In any event, John Locke had much influence on the 18th century view of consciousness: in Samuel Johnson's celebrated Dictionary (1755), Johnson gave a definition of "conscious" as "endowed with the power of knowing one's own thoughts and actions," and took Locke's own definition of "consciousness" as "the perception of what passes in a man's own mind."

Locke offered a definition of consciousness in his Essay Concerning Human Understanding (1690) that remained closely intertwined with moral conscience.

In Classical German philosophy philosophers-idealists proved consciousness and thinking through the universal laws and categories. Friedrich Hegel considered consciousness as the state of self-development of the Absolute Idea. He grounded the individual consciousness (the subjective spirit) as being necessarily connected with the object and determined by the historical forms of social life.

Ludwig Feuerbach interpreted consciousness (psyche) as a manifestation of a specific energy of sense organs and mind, which gives rise to religion that is love between people.

Marxist interpretation of consciousness is a scientific view of the socio-historical role of social practice, the view of man as a product of his own labour and social relations. By changing external nature and social relations, man sim­ultaneously shaped and developed his own nature. There is no, and neither can there be, consciousness outside society, outside knowl­edge accumulated in the course of mankind's history and outside the specifically human modes of activity worked out by mankind.

The contemporary philosophy made its own contribution to the development of the concept of consciousness. Nietzsche took a decisive step in overcoming the cognitive interpretation of consciousness. He replaced the Cartesian cogito with I will. Although the philosopher did not deal with the problem of consciousness purposefully, his ideas influenced on other thinkers who studied that phenomenon. Within the philosophy of life an original conception with a turn to biologism was created by Sigmund Freud. There he examined mechanisms of interaction of conscious and unconscious.

In XX century that was E. Husserl who most fruitfully studied the problem of consciousness. He tended to a cognitive interpretation of consciousness and analyzed all its acts including non-cognitive as well.

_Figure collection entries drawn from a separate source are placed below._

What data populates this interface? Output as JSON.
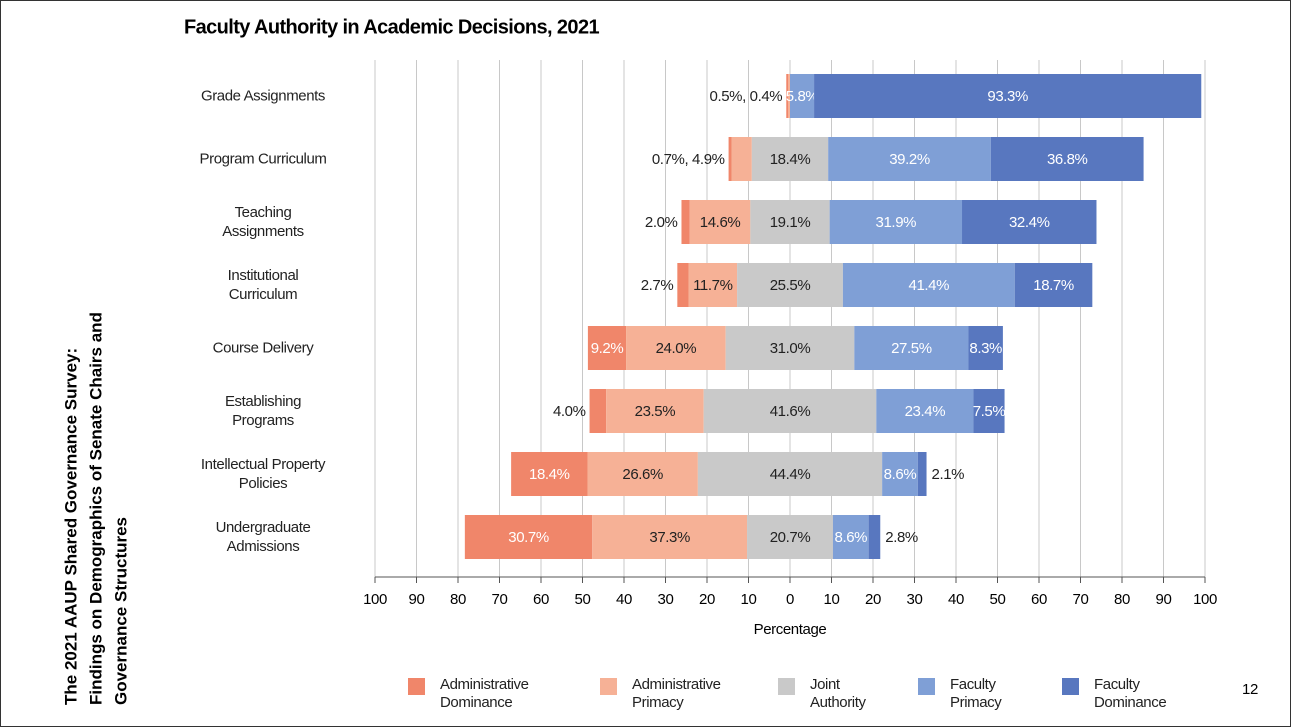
{
  "side_title": [
    "The 2021 AAUP Shared Governance Survey:",
    "Findings on Demographics of Senate Chairs and",
    "Governance Structures"
  ],
  "page_number": "12",
  "chart_data": {
    "type": "diverging-bar",
    "title": "Faculty Authority in Academic Decisions, 2021",
    "x_label": "Percentage",
    "categories": [
      "Grade Assignments",
      "Program Curriculum",
      "Teaching\nAssignments",
      "Institutional\nCurriculum",
      "Course Delivery",
      "Establishing\nPrograms",
      "Intellectual Property\nPolicies",
      "Undergraduate\nAdmissions"
    ],
    "series": [
      {
        "name": "Administrative\nDominance",
        "color": "#f0866a",
        "label_color": "#ffffff",
        "values": [
          0.5,
          0.7,
          2.0,
          2.7,
          9.2,
          4.0,
          18.4,
          30.7
        ],
        "value_labels": [
          null,
          null,
          null,
          null,
          "9.2%",
          null,
          "18.4%",
          "30.7%"
        ]
      },
      {
        "name": "Administrative\nPrimacy",
        "color": "#f6b196",
        "label_color": "#222222",
        "values": [
          0.4,
          4.9,
          14.6,
          11.7,
          24.0,
          23.5,
          26.6,
          37.3
        ],
        "value_labels": [
          null,
          null,
          "14.6%",
          "11.7%",
          "24.0%",
          "23.5%",
          "26.6%",
          "37.3%"
        ]
      },
      {
        "name": "Joint\nAuthority",
        "color": "#c9c9c9",
        "label_color": "#222222",
        "values": [
          0,
          18.4,
          19.1,
          25.5,
          31.0,
          41.6,
          44.4,
          20.7
        ],
        "value_labels": [
          null,
          "18.4%",
          "19.1%",
          "25.5%",
          "31.0%",
          "41.6%",
          "44.4%",
          "20.7%"
        ]
      },
      {
        "name": "Faculty\nPrimacy",
        "color": "#7f9fd6",
        "label_color": "#ffffff",
        "values": [
          5.8,
          39.2,
          31.9,
          41.4,
          27.5,
          23.4,
          8.6,
          8.6
        ],
        "value_labels": [
          "5.8%",
          "39.2%",
          "31.9%",
          "41.4%",
          "27.5%",
          "23.4%",
          "8.6%",
          "8.6%"
        ]
      },
      {
        "name": "Faculty\nDominance",
        "color": "#5877bf",
        "label_color": "#ffffff",
        "values": [
          93.3,
          36.8,
          32.4,
          18.7,
          8.3,
          7.5,
          2.1,
          2.8
        ],
        "value_labels": [
          "93.3%",
          "36.8%",
          "32.4%",
          "18.7%",
          "8.3%",
          "7.5%",
          null,
          null
        ]
      }
    ],
    "left_labels": [
      "0.5%, 0.4%",
      "0.7%, 4.9%",
      "2.0%",
      "2.7%",
      null,
      "4.0%",
      null,
      null
    ],
    "right_labels": [
      null,
      null,
      null,
      null,
      null,
      null,
      "2.1%",
      "2.8%"
    ],
    "xlim": [
      -100,
      100
    ],
    "xticks": [
      {
        "value": -100,
        "label": "100"
      },
      {
        "value": -90,
        "label": "90"
      },
      {
        "value": -80,
        "label": "80"
      },
      {
        "value": -70,
        "label": "70"
      },
      {
        "value": -60,
        "label": "60"
      },
      {
        "value": -50,
        "label": "50"
      },
      {
        "value": -40,
        "label": "40"
      },
      {
        "value": -30,
        "label": "30"
      },
      {
        "value": -20,
        "label": "20"
      },
      {
        "value": -10,
        "label": "10"
      },
      0,
      10,
      20,
      30,
      40,
      50,
      60,
      70,
      80,
      90,
      100
    ],
    "grid": true
  }
}
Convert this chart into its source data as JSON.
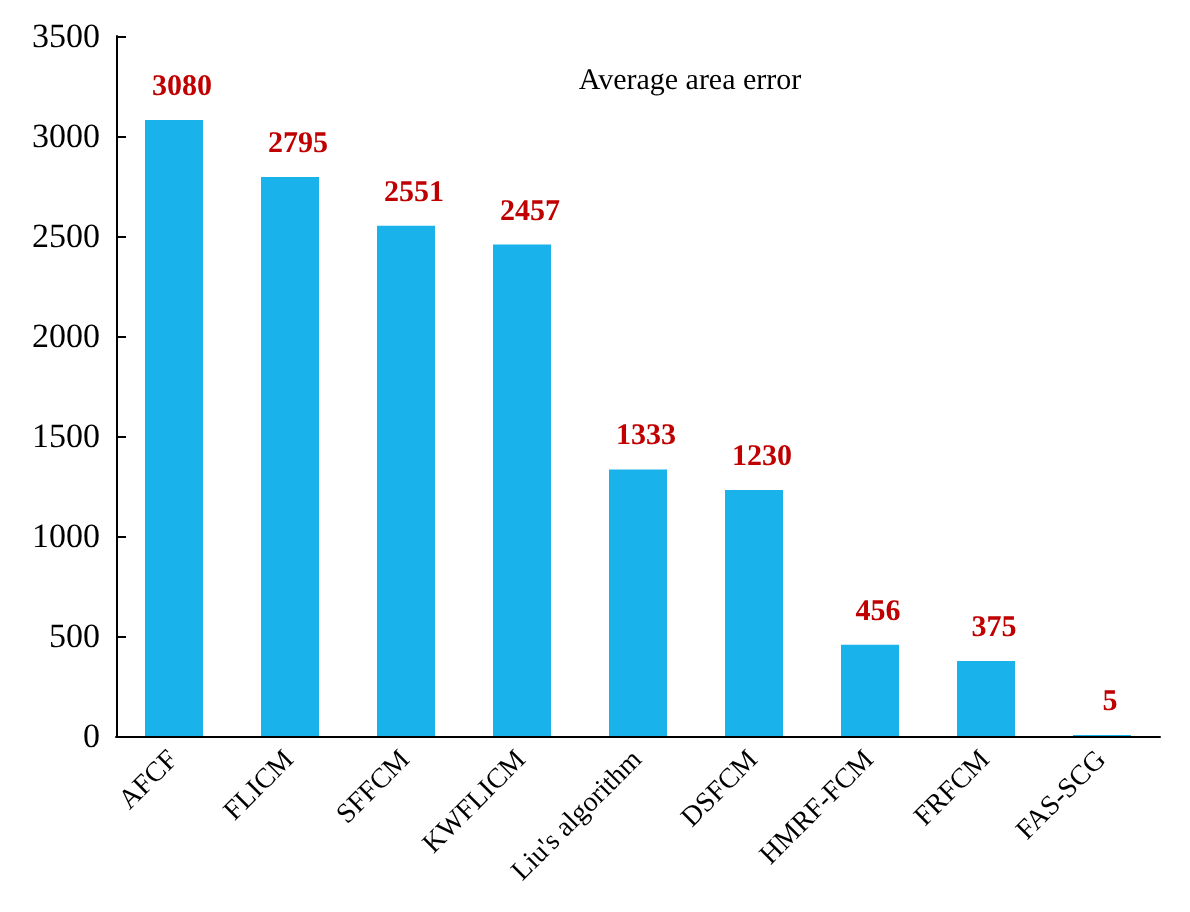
{
  "chart_data": {
    "type": "bar",
    "title": "Average area error",
    "categories": [
      "AFCF",
      "FLICM",
      "SFFCM",
      "KWFLICM",
      "Liu's algorithm",
      "DSFCM",
      "HMRF-FCM",
      "FRFCM",
      "FAS-SCG"
    ],
    "values": [
      3080,
      2795,
      2551,
      2457,
      1333,
      1230,
      456,
      375,
      5
    ],
    "color": "#1ab2ea",
    "ylim": [
      0,
      3500
    ],
    "yticks": [
      0,
      500,
      1000,
      1500,
      2000,
      2500,
      3000,
      3500
    ],
    "data_labels": true,
    "grid": false
  }
}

So, Idealism digs an abyss between reason and the world, whereas materialism searches for community and unity between them, de­ducing the spiritual from the material. Idealists in­sist on the primacy of consciousness over matter:

Materialist philosophy and psychology proceed from the two cardinal principles in the solution of this problem: they see consciousness as a function of the brain and as a reflection of the external world.

But it is impossible to oppose consciousness to matter. The biological form of life is only a precondition of the appearance of consciousness. Consciousness exists in reality but this is only a subjective reality. Thus, the nature of consciousness is ideal but its source is material.

Matter is objective reality while consciousness is sub­jective reality.

Consciousness is a subjective image of the objective world. The subjective images as knowledge, as spiritual reality, and the physiological processes are qualitatively different phenomena. The reason is that the ideal, or consciousness, is not a sub­stance, but a function of matter organized in a definite manner.

Now, how can we define consciousness? Consciousness is the highest function of the brain characteristic only of man and connected with speech, a function whose essence is to provide a generalized and purposeful re­flection of reality, anticipatory mental construction of actions and rational regulation and self-control of be­haviour and foreseeing their results.